First recovery of the RAPID array’s novel biogeochemical component

A post by Pete Brown

As well as playing a fundamental role in the northwards transport of heat, the North Atlantic is also a key part of the global carbon cycle. Of all the extra carbon dioxide (CO2) that has been added to the atmosphere by human activities (fossil fuel burning, land-use change, concrete production etc) over the last 300 years or so, about a quarter has been and continues to be absorbed by the oceans, greatly reducing the speed at which atmospheric CO2 concentrations increase, and the rate at which their associated climate-related impacts develop.

Within this, the North Atlantic is the most effective global ocean location for CO2 absorption. Both the cooling of poleward-moving surface waters and intense biological activity act in concert to greatly reduce carbon dioxide concentrations in the shallowest water depths. To make up this deficit, CO2 is then absorbed from the atmosphere, with human-derived carbon being absorbed at the same time.

Strong biological activity (also ‘Net Primary Production’) in the North Atlantic leads to a large reduction in surface carbon levels, and a strong of uptake of CO2 from the atmosphere occurs to counter this.

Our current understanding of the magnitude of the air-sea CO2 flux in the North Atlantic (for instance, that it absorbs as much carbon each year as the total emissions of Japan and Germany combined) is derived mainly from sensors on board volunteer observing ships (such as ferries or container ships). While these do a good job at estimating the integrated annual signal, the sporadic nature of the observations they make (both in time and location) mean that much less is known about the processes that cause the flux to vary from week-to-week, month-to-month and year-to-year.


It is thought that a large part of this variability is driven by the ocean, with its transport of carbon affecting the surface ocean-atmosphere concentration gradient and storage of anthropogenic carbon, and its transport of nutrients fuelling biology activity. But transport estimates are currently restricted to only every 5 to 6 years, when transatlantic research cruises undertake full surveys of deep-ocean physics and chemistry across 24.5°N.

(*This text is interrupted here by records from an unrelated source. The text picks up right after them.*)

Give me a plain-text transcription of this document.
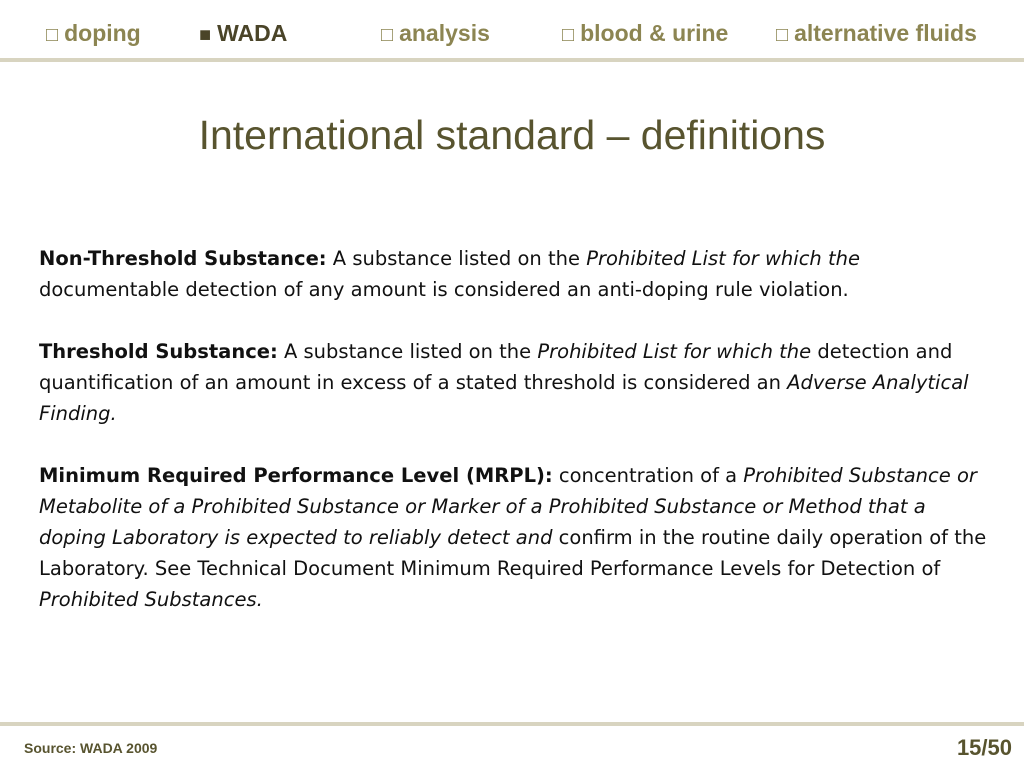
□ doping	■ WADA	□ analysis	□ blood & urine □ alternative fluids
International standard – definitions

Non-Threshold Substance: A substance listed on the Prohibited List for which the documentable detection of any amount is considered an anti-doping rule violation.

Threshold Substance: A substance listed on the Prohibited List for which the detection and quantification of an amount in excess of a stated threshold is considered an Adverse Analytical Finding.

Minimum Required Performance Level (MRPL): concentration of a Prohibited Substance or Metabolite of a Prohibited Substance or Marker of a Prohibited Substance or Method that a doping Laboratory is expected to reliably detect and confirm in the routine daily operation of the Laboratory. See Technical Document Minimum Required Performance Levels for Detection of Prohibited Substances.

Source: WADA 2009	15/50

In order to better predict how the North Atlantic carbon sink will respond in the future to a changing climate (and thus its ability to and continue mitigate further atmospheric CO2 increases), we need to improve our understanding of the processes and drivers of the air-sea flux of CO2. In particular, the transport and carbon and nutrients into the region, and the effects they have on export production and the accumulation of anthropogenic carbon. For this we need new observations at a much higher frequency. About 16 months ago, biogeochemical sensors and autonomous water samplers were deployed across the RAPID mooring array for the first time to help meet this need. And on this trip, we’re collecting our first data from them.

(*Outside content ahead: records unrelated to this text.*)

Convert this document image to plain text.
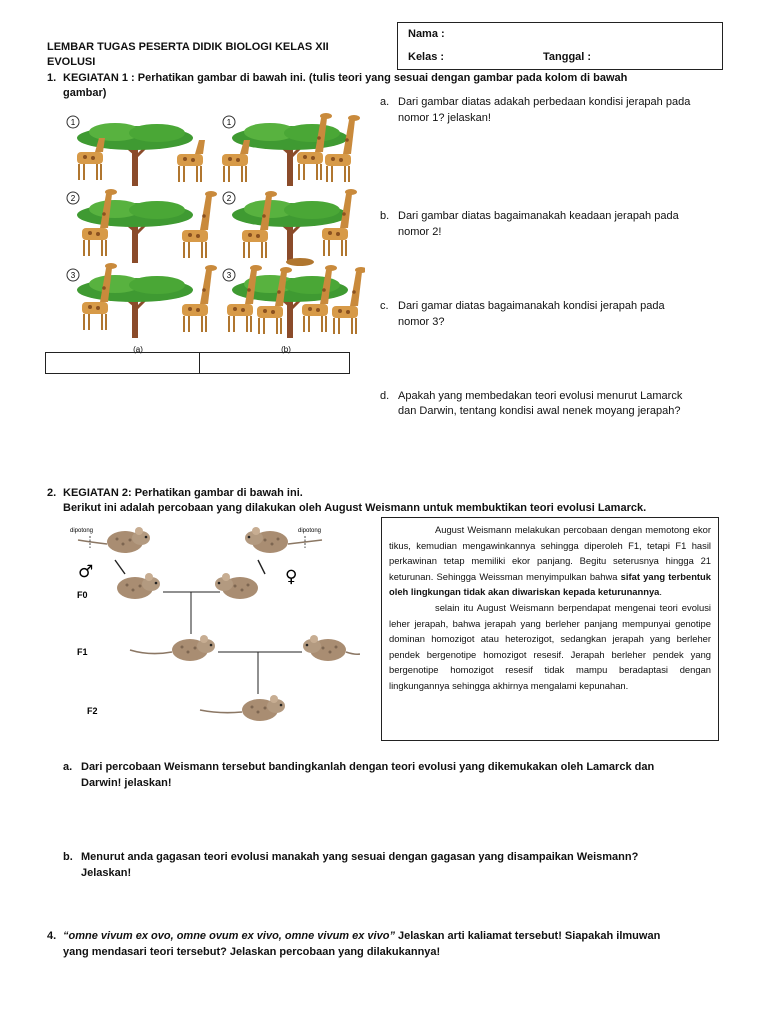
LEMBAR TUGAS PESERTA DIDIK BIOLOGI KELAS XII
EVOLUSI
Nama :
Kelas :	Tanggal :
1. KEGIATAN 1 : Perhatikan gambar di bawah ini. (tulis teori yang sesuai dengan gambar pada kolom di bawah
gambar)
1	1
2	2
3	3
(a)	(b)
a. Dari gambar diatas adakah perbedaan kondisi jerapah pada
nomor 1? jelaskan!
b. Dari gambar diatas bagaimanakah keadaan jerapah pada
nomor 2!
c. Dari gamar diatas bagaimanakah kondisi jerapah pada
nomor 3?
d. Apakah yang membedakan teori evolusi menurut Lamarck
dan Darwin, tentang kondisi awal nenek moyang jerapah?
2. KEGIATAN 2: Perhatikan gambar di bawah ini.
Berikut ini adalah percobaan yang dilakukan oleh August Weismann untuk membuktikan teori evolusi Lamarck.
dipotong	dipotong
♂	♀
F0
F1
F2

August Weismann melakukan percobaan dengan memotong ekor tikus, kemudian mengawinkannya sehingga diperoleh F1, tetapi F1 hasil perkawinan tetap memiliki ekor panjang. Begitu seterusnya hingga 21 keturunan. Sehingga Weissman menyimpulkan bahwa sifat yang terbentuk oleh lingkungan tidak akan diwariskan kepada keturunannya.

selain itu August Weismann berpendapat mengenai teori evolusi leher jerapah, bahwa jerapah yang berleher panjang mempunyai genotipe dominan homozigot atau heterozigot, sedangkan jerapah yang berleher pendek bergenotipe homozigot resesif. Jerapah berleher pendek yang bergenotipe homozigot resesif tidak mampu beradaptasi dengan lingkungannya sehingga akhirnya mengalami kepunahan.

a. Dari percobaan Weismann tersebut bandingkanlah dengan teori evolusi yang dikemukakan oleh Lamarck dan
Darwin! jelaskan!
b. Menurut anda gagasan teori evolusi manakah yang sesuai dengan gagasan yang disampaikan Weismann?
Jelaskan!
4. “omne vivum ex ovo, omne ovum ex vivo, omne vivum ex vivo” Jelaskan arti kaliamat tersebut! Siapakah ilmuwan
yang mendasari teori tersebut? Jelaskan percobaan yang dilakukannya!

In sunnier times: temperature, salinity, pressure and oxygen sensors being attached to the mooring wire

Autonomous sampler and suite of sensors in the frame below being recovered from the Eastern Subtropical North Atlantic in March 2017.

 

As part of the Atlantic BiogeoChemical Fluxes program (www.rapid.ac.uk/abc), oxygen, pH and pCO₂ sensors were installed alongside autonomous samplers collecting water to be analysed for dissolved inorganic carbon, total alkalinity, inorganic nutrients (phosphate, nitrate and silicate) and organic nitrate. We’ve now collected samplers and sensors from two of the four locations where they were deployed, and installed replacements to make additional observations until Autumn 2018. Over the coming weeks and months, this fantastic new data set for the region will be analysed and investigated, numbers crunched and calculations made.

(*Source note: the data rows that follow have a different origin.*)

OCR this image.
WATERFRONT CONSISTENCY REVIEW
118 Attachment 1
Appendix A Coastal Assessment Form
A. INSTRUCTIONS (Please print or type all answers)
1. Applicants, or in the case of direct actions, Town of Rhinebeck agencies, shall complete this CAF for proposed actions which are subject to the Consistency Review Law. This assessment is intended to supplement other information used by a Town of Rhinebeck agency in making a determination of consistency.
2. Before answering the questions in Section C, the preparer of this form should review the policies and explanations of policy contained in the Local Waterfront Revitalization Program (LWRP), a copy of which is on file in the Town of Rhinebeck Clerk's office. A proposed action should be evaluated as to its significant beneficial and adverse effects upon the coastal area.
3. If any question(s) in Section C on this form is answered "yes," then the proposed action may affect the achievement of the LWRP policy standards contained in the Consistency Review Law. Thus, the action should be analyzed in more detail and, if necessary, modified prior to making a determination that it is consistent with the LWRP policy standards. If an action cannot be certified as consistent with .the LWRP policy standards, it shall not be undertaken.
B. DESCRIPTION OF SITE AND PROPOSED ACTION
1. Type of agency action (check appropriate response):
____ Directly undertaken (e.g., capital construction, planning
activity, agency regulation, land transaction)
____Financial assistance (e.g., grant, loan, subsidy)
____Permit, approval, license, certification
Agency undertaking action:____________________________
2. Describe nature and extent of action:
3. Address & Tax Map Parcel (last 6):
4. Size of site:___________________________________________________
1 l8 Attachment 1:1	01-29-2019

Combined pH, oxygen, temperature, salinity and pressure sensor recovered from 50m depth in March 2017.

 

Increasing the temporal resolution of observations across the subtropical gyre from once every 5-6 years to once every 4 to 24 hours (for the sensors) or 11 days (for the samplers) will allow us to massively increase our understanding of the variability of processes involved in ocean-atmosphere interaction in these locations. We’ll then combine this novel biogeochemical data with the estimates of water transport and the AMOC from the RAPID array, to investigate the transport of carbon and nutrients by the ocean at equally high frequency (approximately every 10 days). From here we’ll be able to look much more closely at the role of the North Atlantic in mitigating future atmospheric CO₂ increases. Onwards and upwards!

Locations of the RAPID moorings, and those with novel biogeochemical samplers / sensors being recovered for the first time this year.